¿Es la ceniza un anacronismo?

La institución del miércoles de ceniza es seguramente un anacronismo. Fue creada esta celebración enmarcándola en un entorno ritual y sociológico que ya no existe. Estamos intentando dar vida en el siglo XXI a una ceremonia que fue creada entre los siglos V y VI para formar parte de un conjunto ritual que, evidentemente, ha pasado a la historia.

El miércoles de ceniza, en sus inicios, marcaba el inicio de la llamada Penitencia Canónica. Hay que recurrir a los estudios del Prof. Cyrille Vogel para hacernos una idea de la complejidad del ritual que se practicaba a principios de la Edad Media. Un primer paso estaba constituido por lo que podríamos llamar «la entrada en la penitencia o imposición de la penitencia». Este acto tenía lugar al principio de la cuaresma, como nos informa el llamado Sacramentario Gelasiano (siglo VII), uno de los más antiguos libros litúrgicos de la tradición romana. En este sacramentario la entrada en la penitencia canónica se sitúa el miércoles que precede al domingo primero de cuaresma. Ese día, después de haber oído en privado la confesión del penitente, el obispo, en un acto litúrgico solemne, impone las manos sobre la cabeza de los penitentes, les cubre de ceniza, les hace vestir de cilicio —una especie de vestimenta hecha con pelo de cabra— y les invita a emprender un camino de penitencia y de conversión.

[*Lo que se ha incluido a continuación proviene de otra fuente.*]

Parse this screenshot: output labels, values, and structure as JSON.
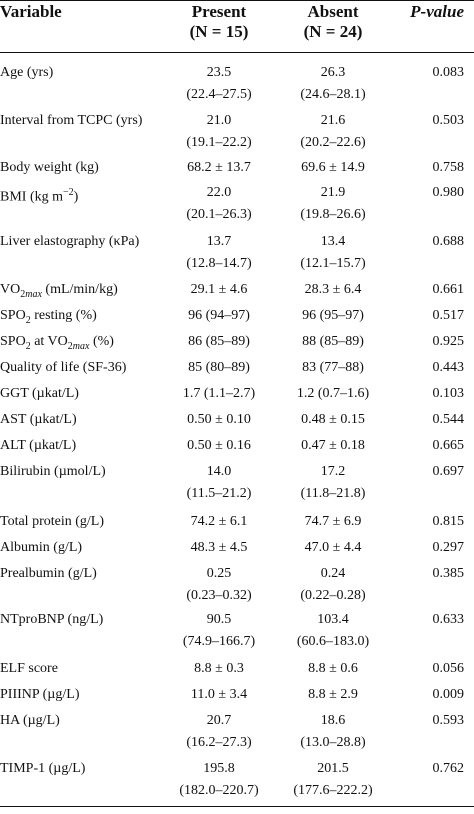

Al final de la celebración los penitentes son expulsados de la Iglesia y entran a formar parte del grupo de los penitentes. El rito de reconciliación tiene lugar el día de jueves santo.

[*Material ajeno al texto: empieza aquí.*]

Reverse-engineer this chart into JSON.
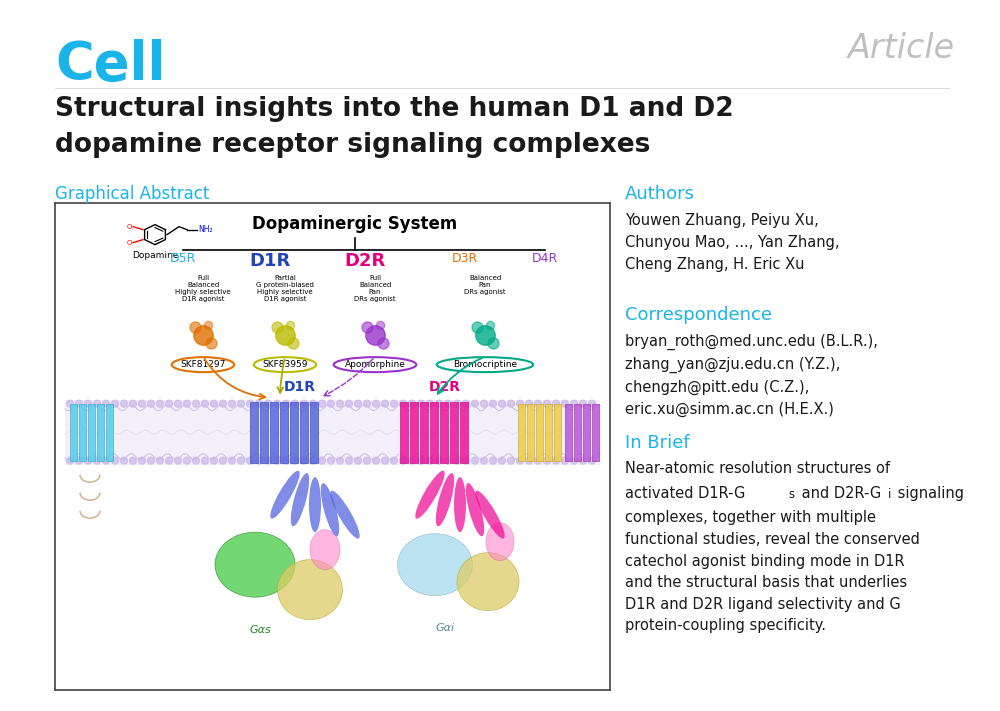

Durante la cuaresma los penitentes se entregan a toda clase de mortificaciones y prácticas piadosas: visten de oscuro, con ropas miserables y burdas; se someten a un ayuno riguroso, privándose en absoluto de comer carnes; hacen abundantes limosnas y se ejercitan en toda clase de obras de misericordia. En concreto, ellos son los encargados, durante todo ese tiempo, de llevar los muertos a la iglesia y darles sepultura. En la Galia se les obliga a raparse la cabeza. En la tradición visigótica, en cambio, se les obliga a dejarse crecer el cabello y la barba. En las asambleas litúrgicas son colocados en un lugar especial, al fondo de la iglesia. Sólo asisten a la liturgia de la palabra. Antes del ofertorio, en el marco de la oración de los fieles, se hace una oración por ellos y se les despide. Por otra parte, durante el tiempo de cuaresma los sacerdotes imponen las manos a los penitentes y, en señal de duelo, en los días de fiesta asisten de rodillas a las oraciones de la iglesia.

Todos estos gestos externos, marcados a veces de una extraordinaria rudeza y rigurosidad, deben ser la expresión visible de la penitencia interior. Deben hacer patente a los ojos de la comunidad cristiana el estado de ánimo del penitente, su actitud de arrepentimiento y de conversión y, sobre todo, su voluntad decidida de emprender un camino de renovación interior. No se excluye, sin embargo, entender estos actos de penitencia como gestos de expiación y de satisfacción por los pecados. En todo caso, todo este conjunto de prácticas penitenciales no son sino la expresión de la actitud interior del hombre que se siente pecador ante Dios y espera ansiosamente el perdón de la misericordia divina.

A la luz de estos apuntes históricos cabe ahora una reflexión crítica. Volvamos al principio. La institución del miércoles de ceniza, caracterizada especialmente por la rudeza de la imposición de la ceniza, solo se entiende en el marco del conjunto ceremonial con que daba comienzo la penitencia canónica en la edad media. La dureza de las prácticas cuaresmales y el rigor de algunas costumbres solo tuvieron sentido en el ambiente rudo y violento de las sociedades primitivas.

Caemos en la trampa del anacronismo cuando pretendemos dar vida y sentido en la actualidad a prácticas rituales que fueron concebidas en el pasado para formar parte de un contextos sociológicos dierentes, arcaicos, que ya no pertenecen a nuestro tiempo. Se crea entonces un insoportable desajuste entre el perfil de determinados ritos y la sensibilidad de nuestras gentes. Es cierto que la Iglesia ha ido remodelando costumbres y suprimiendo prácticas inapropiadas; pero aún quedan vestigios arcaicos que, para darles sentido, requieren una sensibilidad especial de los pastores y una fina habilidad capaz de insuflarles un hálito de vida.